This is somewhat of a continuation of my question here, where I questioned how a website derived the required power for an amplifier, with the resolution being that it had to do with calculating the average power consumed both by the amp and the load during a sine wave cycle.
My next question is – when determining the ratings for an amplifier power supply, why would we use the average power and not the peak power?
Best Answer
In audio amplifiers, power supply capacitors are being periodically recharged by the sources of power (transformer and bridge rectifier, the old fashioned way; or by more modern, fancy switching supplies.) The capacitors "smooth" out the voltage rail peaks and dips and can supply the peak instantaneous power to the load. Their voltage will droop a little but the negative feedback in the amplifier will keep the output linear with respect to the input source. Meanwhile, the power supply feeds the capacitors a bit later and recharges them back up. So only the average power needs to be supported for audio.
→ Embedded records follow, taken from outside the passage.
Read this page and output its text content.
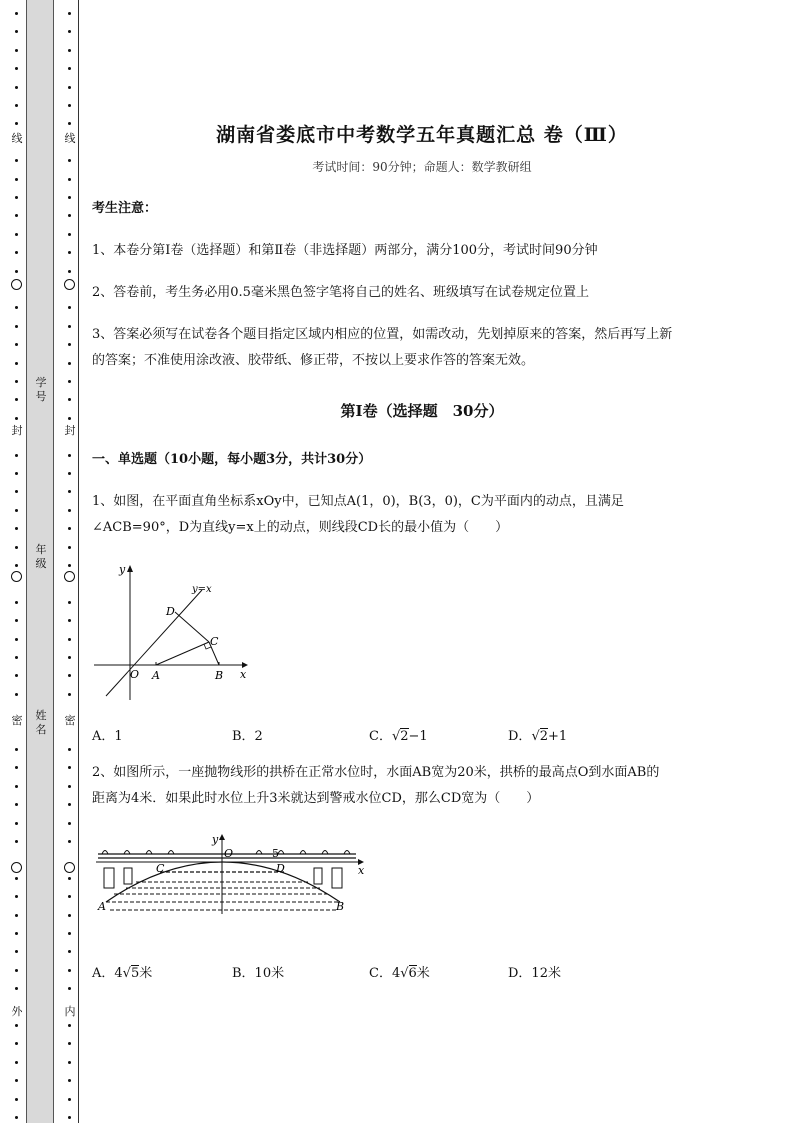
线
封
密
外
学号
年级
姓名
线
封
密
内
湖南省娄底市中考数学五年真题汇总 卷（Ⅲ）
考试时间：90分钟；命题人：数学教研组
考生注意：
1、本卷分第I卷（选择题）和第Ⅱ卷（非选择题）两部分，满分100分，考试时间90分钟
2、答卷前，考生务必用0.5毫米黑色签字笔将自己的姓名、班级填写在试卷规定位置上
3、答案必须写在试卷各个题目指定区域内相应的位置，如需改动，先划掉原来的答案，然后再写上新
的答案；不准使用涂改液、胶带纸、修正带，不按以上要求作答的答案无效。
第I卷（选择题　30分）
一、单选题（10小题，每小题3分，共计30分）
1、如图，在平面直角坐标系xOy中，已知点A(1，0)，B(3，0)，C为平面内的动点，且满足
∠ACB=90°，D为直线y=x上的动点，则线段CD长的最小值为（　　）
y
x
O A	B
C
D
y=x
A．1	B．2	C．√2−1	D．√2+1
2、如图所示，一座抛物线形的拱桥在正常水位时，水面AB宽为20米，拱桥的最高点O到水面AB的
距离为4米．如果此时水位上升3米就达到警戒水位CD，那么CD宽为（　　）
y
O	5
x
C	D
A	B
A．4√5米	B．10米	C．4√6米	D．12米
On the other hand, if you were to use the amplifier as a DC amplifier, which is effectively just a voltage-controlled power supply able to supply both plus and minus voltages to a load, then you would need to be able to support the peak power dissipation.
For example, a \$5\:\text{W}\$ audio amplifier for an \$8\:\Omega\$ speaker might use \$\pm 12\:\text{V}\$ rails and have to support two quadrants, each with \$1.8\:\text{W}\$ average dissipation. So this is perhaps about \$8.6\:\text{W}\$ total.
But if this were a voltage-controlled DC power amplifier, then the worst case dissipation would be \$4.5\:\text{W}\$ in the load and another \$4.5\:\text{W}\$ in the quadrant being used. A total of \$9\:\text{W}\$, which is slightly more for the power supply and then also quadrants that have to be able to dissipate almost 3X as much.